Due to a slowdown in the economy and the economic crisis, the number of warehouse and logistics centers built by developers has decreased significantly in the last two years. After an uninspiring 2009, developers almost stopped building new facilities. According to data by real estate services company Jones Lang LaSalle, in 2010 only 270,000 sq m of new warehouses were completed in Poland, over 1 million sq m less than in 2008, which was a record year in this respect. The largest warehouse completions were Panattoni BTS Tesco Gliwice and Panattoni Park Toruń (BTS for Cereal Partners Poland Toruń-Pacific), yielding 56,700 sq m and 30,300 sq m respectively.

Currently, the modern warehouse space stock in Poland amounts to 6.5 million sq m. Most of this space was completed between 2004 and 2008. The years 2006-2008 were a boom period for the warehouse market as the demand for space exceeded the rate of new developments and warehouses were leased before their construction was completed.

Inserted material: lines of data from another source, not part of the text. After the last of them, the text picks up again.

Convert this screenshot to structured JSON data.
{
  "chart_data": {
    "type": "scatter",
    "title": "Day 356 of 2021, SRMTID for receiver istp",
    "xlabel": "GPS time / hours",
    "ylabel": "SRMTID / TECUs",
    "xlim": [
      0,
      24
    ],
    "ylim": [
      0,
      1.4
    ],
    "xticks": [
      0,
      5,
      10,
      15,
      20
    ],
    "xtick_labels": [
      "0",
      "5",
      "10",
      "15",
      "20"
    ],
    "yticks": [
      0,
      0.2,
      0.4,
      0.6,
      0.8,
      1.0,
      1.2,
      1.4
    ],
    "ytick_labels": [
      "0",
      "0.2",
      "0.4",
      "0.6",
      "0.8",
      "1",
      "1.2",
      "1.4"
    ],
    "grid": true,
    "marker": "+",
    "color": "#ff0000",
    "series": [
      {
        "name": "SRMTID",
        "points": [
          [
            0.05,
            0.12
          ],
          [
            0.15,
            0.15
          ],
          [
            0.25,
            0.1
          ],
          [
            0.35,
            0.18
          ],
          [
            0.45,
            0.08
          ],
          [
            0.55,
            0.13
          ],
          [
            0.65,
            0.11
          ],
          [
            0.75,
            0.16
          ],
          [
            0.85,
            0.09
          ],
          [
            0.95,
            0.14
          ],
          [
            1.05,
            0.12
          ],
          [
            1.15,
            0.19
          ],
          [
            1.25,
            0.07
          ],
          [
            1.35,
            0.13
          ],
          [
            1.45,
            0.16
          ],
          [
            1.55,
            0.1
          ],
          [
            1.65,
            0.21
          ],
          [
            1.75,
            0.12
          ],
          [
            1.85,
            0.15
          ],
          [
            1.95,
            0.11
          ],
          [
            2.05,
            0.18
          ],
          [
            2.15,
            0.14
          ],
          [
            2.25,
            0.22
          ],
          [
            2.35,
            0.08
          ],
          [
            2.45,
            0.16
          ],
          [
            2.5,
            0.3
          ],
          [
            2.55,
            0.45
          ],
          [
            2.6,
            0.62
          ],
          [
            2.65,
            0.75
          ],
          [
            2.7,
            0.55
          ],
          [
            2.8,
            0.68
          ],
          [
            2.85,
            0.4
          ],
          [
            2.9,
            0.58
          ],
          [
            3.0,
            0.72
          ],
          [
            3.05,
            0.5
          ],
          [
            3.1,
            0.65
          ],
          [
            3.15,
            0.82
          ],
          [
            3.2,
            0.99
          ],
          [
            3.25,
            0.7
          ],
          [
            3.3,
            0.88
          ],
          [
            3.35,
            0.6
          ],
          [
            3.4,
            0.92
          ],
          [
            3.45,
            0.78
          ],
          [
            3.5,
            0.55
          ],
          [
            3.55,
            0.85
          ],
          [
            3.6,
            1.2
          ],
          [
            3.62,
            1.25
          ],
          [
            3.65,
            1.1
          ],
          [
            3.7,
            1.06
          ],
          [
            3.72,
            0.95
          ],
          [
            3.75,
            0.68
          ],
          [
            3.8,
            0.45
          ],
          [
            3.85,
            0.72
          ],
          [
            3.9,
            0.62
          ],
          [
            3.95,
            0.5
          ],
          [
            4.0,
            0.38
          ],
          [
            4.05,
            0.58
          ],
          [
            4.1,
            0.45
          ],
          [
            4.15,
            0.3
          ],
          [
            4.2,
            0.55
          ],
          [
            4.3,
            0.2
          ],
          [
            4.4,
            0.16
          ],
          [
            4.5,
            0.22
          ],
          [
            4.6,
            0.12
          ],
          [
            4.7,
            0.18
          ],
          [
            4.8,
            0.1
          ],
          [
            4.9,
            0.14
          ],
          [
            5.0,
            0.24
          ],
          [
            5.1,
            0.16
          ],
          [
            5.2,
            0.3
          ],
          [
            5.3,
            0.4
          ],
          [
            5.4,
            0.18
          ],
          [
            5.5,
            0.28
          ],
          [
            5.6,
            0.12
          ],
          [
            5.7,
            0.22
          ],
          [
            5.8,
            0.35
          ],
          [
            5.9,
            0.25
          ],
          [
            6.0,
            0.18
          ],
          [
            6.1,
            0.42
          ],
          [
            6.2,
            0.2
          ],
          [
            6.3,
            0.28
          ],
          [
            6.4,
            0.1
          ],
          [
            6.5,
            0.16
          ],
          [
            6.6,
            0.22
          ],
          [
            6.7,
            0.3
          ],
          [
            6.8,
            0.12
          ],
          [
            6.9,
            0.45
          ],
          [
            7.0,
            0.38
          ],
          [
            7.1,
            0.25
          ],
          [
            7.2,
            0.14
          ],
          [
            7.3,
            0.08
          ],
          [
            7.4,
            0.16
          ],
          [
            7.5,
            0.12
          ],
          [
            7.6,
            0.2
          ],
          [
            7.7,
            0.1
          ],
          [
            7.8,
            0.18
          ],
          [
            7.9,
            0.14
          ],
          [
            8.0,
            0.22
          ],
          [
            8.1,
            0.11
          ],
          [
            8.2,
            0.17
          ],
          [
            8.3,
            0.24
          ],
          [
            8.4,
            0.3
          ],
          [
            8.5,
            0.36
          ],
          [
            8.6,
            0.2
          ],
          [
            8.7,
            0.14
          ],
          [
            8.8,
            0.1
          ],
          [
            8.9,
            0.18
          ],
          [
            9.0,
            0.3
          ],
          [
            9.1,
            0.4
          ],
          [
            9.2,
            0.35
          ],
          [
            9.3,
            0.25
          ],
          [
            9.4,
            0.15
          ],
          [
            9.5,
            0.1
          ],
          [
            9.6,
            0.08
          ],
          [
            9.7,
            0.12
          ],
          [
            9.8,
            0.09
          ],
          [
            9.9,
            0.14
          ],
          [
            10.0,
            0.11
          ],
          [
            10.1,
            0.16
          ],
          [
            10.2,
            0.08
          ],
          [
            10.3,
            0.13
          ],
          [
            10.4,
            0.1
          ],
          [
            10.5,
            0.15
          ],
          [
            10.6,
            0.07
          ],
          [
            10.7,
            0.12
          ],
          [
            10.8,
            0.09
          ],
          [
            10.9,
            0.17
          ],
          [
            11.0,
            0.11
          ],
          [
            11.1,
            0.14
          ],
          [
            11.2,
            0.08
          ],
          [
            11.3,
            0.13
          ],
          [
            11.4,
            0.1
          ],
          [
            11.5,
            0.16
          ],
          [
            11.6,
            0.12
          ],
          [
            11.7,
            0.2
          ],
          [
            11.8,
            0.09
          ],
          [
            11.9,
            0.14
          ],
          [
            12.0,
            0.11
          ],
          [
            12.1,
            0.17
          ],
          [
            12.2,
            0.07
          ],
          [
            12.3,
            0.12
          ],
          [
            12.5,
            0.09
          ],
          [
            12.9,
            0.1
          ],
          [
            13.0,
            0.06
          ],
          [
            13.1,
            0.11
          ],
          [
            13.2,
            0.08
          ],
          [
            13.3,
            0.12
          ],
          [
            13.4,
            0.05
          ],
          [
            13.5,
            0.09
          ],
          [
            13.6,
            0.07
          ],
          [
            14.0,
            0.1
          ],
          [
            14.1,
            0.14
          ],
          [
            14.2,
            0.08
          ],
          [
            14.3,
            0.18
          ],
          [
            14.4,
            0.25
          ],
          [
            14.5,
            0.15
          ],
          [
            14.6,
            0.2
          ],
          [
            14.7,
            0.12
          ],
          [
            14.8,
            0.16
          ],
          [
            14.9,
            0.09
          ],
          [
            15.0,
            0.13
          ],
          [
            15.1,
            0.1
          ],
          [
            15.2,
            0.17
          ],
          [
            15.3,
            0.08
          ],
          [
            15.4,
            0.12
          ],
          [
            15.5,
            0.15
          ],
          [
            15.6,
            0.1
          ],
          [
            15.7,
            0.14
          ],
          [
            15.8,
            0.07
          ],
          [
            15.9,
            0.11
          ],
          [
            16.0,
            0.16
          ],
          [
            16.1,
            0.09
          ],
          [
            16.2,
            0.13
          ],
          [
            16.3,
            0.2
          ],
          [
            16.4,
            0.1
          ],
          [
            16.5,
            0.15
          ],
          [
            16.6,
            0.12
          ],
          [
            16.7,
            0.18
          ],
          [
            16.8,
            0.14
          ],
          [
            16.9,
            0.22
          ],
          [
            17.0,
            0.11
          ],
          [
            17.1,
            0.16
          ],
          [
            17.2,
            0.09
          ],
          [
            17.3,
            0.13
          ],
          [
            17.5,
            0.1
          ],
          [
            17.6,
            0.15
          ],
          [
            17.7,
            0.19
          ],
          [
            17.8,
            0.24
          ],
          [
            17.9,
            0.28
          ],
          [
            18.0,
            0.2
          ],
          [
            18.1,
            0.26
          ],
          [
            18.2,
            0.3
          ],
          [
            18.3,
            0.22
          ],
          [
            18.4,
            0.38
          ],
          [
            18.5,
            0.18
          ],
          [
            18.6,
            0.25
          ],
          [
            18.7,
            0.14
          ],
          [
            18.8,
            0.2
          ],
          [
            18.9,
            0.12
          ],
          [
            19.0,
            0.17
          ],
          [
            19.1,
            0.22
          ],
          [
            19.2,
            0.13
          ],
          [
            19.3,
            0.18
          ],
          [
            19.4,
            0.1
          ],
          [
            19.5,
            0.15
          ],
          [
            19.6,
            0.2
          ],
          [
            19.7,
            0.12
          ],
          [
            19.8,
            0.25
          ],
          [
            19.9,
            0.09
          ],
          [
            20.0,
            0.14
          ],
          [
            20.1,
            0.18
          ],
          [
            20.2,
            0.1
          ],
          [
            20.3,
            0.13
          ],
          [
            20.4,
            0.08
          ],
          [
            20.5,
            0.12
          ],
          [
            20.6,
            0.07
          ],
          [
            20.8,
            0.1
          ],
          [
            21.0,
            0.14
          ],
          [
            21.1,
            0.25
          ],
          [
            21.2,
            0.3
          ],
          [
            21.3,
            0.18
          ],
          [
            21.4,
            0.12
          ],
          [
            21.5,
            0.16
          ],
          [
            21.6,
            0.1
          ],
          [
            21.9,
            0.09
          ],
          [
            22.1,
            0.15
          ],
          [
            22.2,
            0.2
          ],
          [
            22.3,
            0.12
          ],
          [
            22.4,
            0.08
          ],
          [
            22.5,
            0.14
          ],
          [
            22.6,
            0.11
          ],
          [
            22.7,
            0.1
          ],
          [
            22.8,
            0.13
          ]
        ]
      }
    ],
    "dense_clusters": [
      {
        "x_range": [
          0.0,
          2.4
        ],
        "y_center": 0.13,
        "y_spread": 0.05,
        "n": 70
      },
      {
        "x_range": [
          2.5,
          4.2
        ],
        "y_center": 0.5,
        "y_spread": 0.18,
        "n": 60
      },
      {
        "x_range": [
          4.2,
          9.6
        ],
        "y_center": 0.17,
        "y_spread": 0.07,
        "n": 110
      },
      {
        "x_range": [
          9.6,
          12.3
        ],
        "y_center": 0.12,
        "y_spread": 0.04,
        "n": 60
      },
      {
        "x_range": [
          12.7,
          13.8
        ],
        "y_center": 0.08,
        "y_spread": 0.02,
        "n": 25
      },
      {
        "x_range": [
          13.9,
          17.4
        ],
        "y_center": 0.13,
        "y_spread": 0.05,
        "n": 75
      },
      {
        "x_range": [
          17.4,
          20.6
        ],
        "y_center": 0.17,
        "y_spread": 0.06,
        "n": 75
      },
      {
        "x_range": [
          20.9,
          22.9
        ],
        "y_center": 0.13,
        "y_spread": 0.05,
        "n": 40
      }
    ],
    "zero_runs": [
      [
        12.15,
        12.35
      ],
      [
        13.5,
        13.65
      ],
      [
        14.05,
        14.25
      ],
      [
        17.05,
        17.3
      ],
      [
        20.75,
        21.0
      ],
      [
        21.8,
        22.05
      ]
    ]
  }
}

Joanna Sinkiewicz of Cushman & Wakefield said, “Speculative construction ground to an almost complete halt due to difficulties with obtaining financing. Since 2009 tenants have become increasingly interested in build-to-suit schemes which, apart from the possibility of tailoring the technical specifications to individual requirements, can also be constructed in locations selected by the tenant. Such projects will unquestionably contribute to the development of the warehouse space market in new locations. Headline rental rates vary, depending on the region, and fall within the range of 3-6 euros per sq m per month.”

According to Cushman & Wakefield, the first half of 2011 was the best period for the warehouse sector since the financial crisis. Following the boom years of 2006-2007 and stagnation in 2008-2009, the warehouse market recovered in 2010 and continued to gain momentum in the first six months of 2011. Take-up rose by 40 percent and the number of schemes under construction was nearly twice that of the corresponding period of 2010. The warehouse market is developing not only in new regions such as Rzeszów and Lublin, but also in established regions such as central Poland (Radomsko, BTS Manuli) and the Poznań region (Gorzów Wielkopolski, BTS Faurecia).

“Transaction volume reached nearly 941,000 sq m in the first half of 2011 with record take-up of 543,000 sq m in the second quarter,” said Malwina Kierebińska of Cushman & Wakefield’s industrial department. “Such strong demand has not been seen since early 2008. Leases for new space or extensions accounted for 75 percent of all deals. Demand came mostly from logistics operators (37 percent), electronics companies (14 percent) and the automotive sector (10 percent).”

With 40 percent market share, Prologis dominated the development market, with renewals accounting for nearly 50 percent of total deals, according to Cushman & Wakefield. It was followed by Panattoni (18 percent), Goodman (8 percent) and SEGRO (6.5 percent). Some 136,000 sq m of warehouse space was delivered in the first half of 2011. The largest completions included Zelmer’s scheme in Rzeszów (32,500 sq m), developed by Panattoni; phase I of Good Point II in Góra Kalwaria (21,900 sq m); the first building of Kraków Airport Logistics Center (Goodman, 13,400 sq m) and Danone’s building in Panattoni Park ¦więcice (13,600 sq m). At the end of the second quarter 336,000 sq m was under construction, and as in the previous year some 80 percent of this space was leased. Schemes to be completed without pre-lets accounted for only 63,000 sq m. Despite the upturn in the market, speculative projects were rare and usually developed as small modules in buildings with some pre-lets secured, for example small business units in Tulipan Park ŁódĽ. Regions with the largest warehouse development volume under construction include Upper Silesia (81,000 sq m), Wrocław (66,000 sq m) and central Poland (54,000 sq m). At the end of June 2011 the vacancy rate reached 12.9 percent, down by 2.1 percentage points from the level at the end of the previous year.